Sua ruptura foi um passo importante para ajudar a derrotar os fascistas a ponto de sua atitude ter sido cantada em verso e prosa pelo compositor Milton Nascimento que lhe compôs a música “Menestrel das Alagoas”, vivamente interpretada na voz da cantora Fafá de Belém, nos gigantescos comícios pelas Diretas Já.
Teotônio contou em entrevista concedida a uma rádio alagoana em 1979, o motivo de se desligar da Arena e ingressar nos quadros do MDB, e revelou o que sentia ao tomar aquela decisão “Se, esse instante, que considero histórico para minha vida — tenho que me desligar de tantos amigos —, nada disso impele que haja o rompimento sentimental. De maneira alguma.

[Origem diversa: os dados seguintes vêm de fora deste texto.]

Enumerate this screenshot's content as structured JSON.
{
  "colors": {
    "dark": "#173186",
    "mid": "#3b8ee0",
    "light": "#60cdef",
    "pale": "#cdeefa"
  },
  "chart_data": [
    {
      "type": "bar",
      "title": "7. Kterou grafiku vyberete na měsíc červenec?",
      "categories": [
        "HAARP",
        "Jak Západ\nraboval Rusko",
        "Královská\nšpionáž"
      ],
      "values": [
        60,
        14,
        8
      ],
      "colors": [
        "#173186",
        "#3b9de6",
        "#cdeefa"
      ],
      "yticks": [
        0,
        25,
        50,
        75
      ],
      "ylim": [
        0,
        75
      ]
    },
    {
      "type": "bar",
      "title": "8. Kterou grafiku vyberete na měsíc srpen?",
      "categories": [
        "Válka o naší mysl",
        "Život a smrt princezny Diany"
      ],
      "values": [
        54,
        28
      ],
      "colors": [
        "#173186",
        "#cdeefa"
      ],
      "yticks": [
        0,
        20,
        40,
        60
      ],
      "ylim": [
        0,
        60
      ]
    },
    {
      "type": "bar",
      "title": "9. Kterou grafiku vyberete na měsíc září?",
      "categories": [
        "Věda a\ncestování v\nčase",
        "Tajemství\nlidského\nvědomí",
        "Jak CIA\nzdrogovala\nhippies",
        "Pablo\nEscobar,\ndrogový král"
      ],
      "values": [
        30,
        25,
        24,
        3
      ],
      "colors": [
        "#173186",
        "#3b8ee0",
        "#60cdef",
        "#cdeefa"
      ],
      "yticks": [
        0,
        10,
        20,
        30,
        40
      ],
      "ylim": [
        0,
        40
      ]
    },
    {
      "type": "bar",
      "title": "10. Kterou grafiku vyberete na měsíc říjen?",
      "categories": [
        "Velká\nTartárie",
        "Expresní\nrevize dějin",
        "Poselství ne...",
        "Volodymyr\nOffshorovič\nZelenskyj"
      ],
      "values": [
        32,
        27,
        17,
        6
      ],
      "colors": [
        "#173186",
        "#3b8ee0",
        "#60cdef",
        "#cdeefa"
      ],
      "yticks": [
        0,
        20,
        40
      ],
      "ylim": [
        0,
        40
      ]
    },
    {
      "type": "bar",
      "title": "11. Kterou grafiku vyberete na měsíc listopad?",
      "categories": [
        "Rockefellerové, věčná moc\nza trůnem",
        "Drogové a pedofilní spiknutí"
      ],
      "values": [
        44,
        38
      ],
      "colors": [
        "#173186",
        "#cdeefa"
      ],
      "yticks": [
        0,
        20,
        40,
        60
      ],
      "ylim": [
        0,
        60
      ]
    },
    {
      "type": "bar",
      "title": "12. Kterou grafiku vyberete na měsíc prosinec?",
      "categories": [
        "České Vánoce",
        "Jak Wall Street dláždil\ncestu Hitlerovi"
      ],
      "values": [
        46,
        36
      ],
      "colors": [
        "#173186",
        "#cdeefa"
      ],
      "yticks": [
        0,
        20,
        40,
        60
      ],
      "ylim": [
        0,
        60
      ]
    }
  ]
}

No plano das ideias os homens podem pessoalmente se entender, já dizia o grande mestre Joaquim Nabuco, que a importância na política era concordar em discordar. Somente assim é que se pode praticar a democracia, que na verdade ela está imbuída de princípios”.
Que estes ensinamentos de Joaquim Nabuco sirvam de exemplo para Lula e Alckmin derrotar o fascismo.